When you learn you're pregnant, you may question which foods are acceptable to eat and which you should avoid. Fish is extremely difficult. It offers many health benefits, and some varieties help ababy's brain develop, but it also has some potential risks, including mercury pollution and foodborne illness.
Wild Alaskan Salmon is a nice option because it has a low mercury content and doesn't have a strong fish flavor that can turn you off if you have food aversions during pregnancy.
During pregnancy, eating two to three meals of fully cooked salmon per week is safe and contains various nutrients. "Salmon is a wonderful source ofDHA or omega 3 fatty acids6, which have numerous benefits to the development of the fetus as well as the pregnancy," says Daniel Roshan, MD, FACOG, FACS, a board-certified high-risk maternal-fetal OBGYN in New York City.
"These advantages include a probable favorable impact on neurodevelopment in the fetus and newborn, a reduction in preterm birth, and a possible reduction in pregnancy-induced hypertension."
"Salmon is packed in omega-3 fatty acids, notably two forms, EPA and DHA6, that are extremely crucial for the development of the fetus's brain and eyes," says Rachel McBryan, a registered dietitian in British Columbia.
To be safe during pregnancy, salmon must be properly cooked. "Smoked and raw salmon is not properly cooked and should not be eaten during pregnancy since it can lead to listeria infection," says Dr. Roshan.
Fully cooked salmon is healthy for your unborn child and offers numerous advantages, including brain and eye development. Smoked salmon is unsafe unless it is canned in a shelf-stable manner. In other words, it is not purchased in the store's refrigerated section. Raw salmon is not safe to consume when pregnant. Sticking to two to three portions of properly cooked salmon each week protects your infant from excessive mercury exposure while providing important nutrients.

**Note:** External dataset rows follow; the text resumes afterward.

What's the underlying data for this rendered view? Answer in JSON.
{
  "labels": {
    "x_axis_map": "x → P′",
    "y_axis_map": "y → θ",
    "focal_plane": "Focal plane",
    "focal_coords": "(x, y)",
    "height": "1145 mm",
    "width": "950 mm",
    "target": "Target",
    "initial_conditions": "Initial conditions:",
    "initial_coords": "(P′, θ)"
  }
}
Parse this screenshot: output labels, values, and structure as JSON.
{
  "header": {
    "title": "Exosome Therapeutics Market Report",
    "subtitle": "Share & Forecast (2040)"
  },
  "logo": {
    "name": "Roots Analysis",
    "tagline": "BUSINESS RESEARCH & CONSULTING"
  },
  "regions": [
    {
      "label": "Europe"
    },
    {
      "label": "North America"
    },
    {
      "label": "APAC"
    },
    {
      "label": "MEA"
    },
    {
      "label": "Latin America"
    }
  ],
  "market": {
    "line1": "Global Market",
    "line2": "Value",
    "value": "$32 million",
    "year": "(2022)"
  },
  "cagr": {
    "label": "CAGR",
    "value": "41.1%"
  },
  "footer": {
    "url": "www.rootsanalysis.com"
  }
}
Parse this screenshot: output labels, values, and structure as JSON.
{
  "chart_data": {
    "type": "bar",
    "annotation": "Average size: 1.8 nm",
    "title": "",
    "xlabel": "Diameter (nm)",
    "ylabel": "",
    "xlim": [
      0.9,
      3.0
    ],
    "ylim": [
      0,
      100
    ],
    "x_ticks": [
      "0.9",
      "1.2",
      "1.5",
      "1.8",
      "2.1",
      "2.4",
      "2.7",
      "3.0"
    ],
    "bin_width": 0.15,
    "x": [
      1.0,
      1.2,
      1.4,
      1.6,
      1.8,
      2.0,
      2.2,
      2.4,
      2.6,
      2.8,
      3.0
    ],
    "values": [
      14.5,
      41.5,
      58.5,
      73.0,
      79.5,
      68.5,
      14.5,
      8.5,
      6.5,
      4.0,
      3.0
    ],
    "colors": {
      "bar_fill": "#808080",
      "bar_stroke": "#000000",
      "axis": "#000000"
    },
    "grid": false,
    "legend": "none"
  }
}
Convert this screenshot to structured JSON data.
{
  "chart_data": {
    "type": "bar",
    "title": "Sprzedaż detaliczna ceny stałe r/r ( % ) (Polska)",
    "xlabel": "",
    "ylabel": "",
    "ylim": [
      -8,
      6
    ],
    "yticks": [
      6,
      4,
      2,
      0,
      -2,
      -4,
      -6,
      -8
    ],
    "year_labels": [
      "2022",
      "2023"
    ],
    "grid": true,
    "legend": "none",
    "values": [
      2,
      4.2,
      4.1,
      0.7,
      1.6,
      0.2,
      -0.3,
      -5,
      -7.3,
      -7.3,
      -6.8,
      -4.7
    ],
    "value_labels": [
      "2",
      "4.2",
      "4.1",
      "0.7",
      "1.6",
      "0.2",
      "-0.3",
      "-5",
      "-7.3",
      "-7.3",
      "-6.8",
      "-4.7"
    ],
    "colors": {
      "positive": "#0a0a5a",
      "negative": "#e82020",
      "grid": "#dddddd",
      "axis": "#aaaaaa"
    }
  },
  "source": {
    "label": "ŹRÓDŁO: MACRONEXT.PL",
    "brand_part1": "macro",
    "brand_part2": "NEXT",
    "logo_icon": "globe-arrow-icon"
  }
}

Salmon has many advantages for a developing baby because it contains docosahexaenoic acid (DHA), an omega-3 fatty acid. "Unless DHA is supplemented, there is a natural decline in DHA levels during pregnancy. As a result, only one-fourth of pregnant women consume enough DHA for the health of their child "McBryan brings this up.
While salmon contains nutrients that are good for your baby's developing brain as well as your health, there are a few things to remember. To get the omega-3 benefits while limiting mercury exposure, eat your salmon fully cooked and limit your consumption to 4-ounce servings two to three times per week.
Eating salmon while pregnant is a good way to get the DHA your baby requires for brain development.
To reduce the risk of contracting listeria and other food-borne pathogens such as parasites, ensure your salmon is fully cooked. You should also keep track of your total seafood consumption to avoid consuming dangerous levels of mercury while also consuming enough oily fish each week (if you enjoy it).
Sticking to two to three 4-ounce servings of fully cooked salmon per week will provide you and your growing baby with the benefits you need while keeping your baby safe. Always consult a healthcare provider to determine how much fish is safe to consume during pregnancy or if you have any questions about how to prepare it safely.
Consider speaking with a registered dietitian who specializes in prenatal nutrition if you need help figuring out how to incorporate fish into your regular diet or if you have questions about supplements versus fish intake.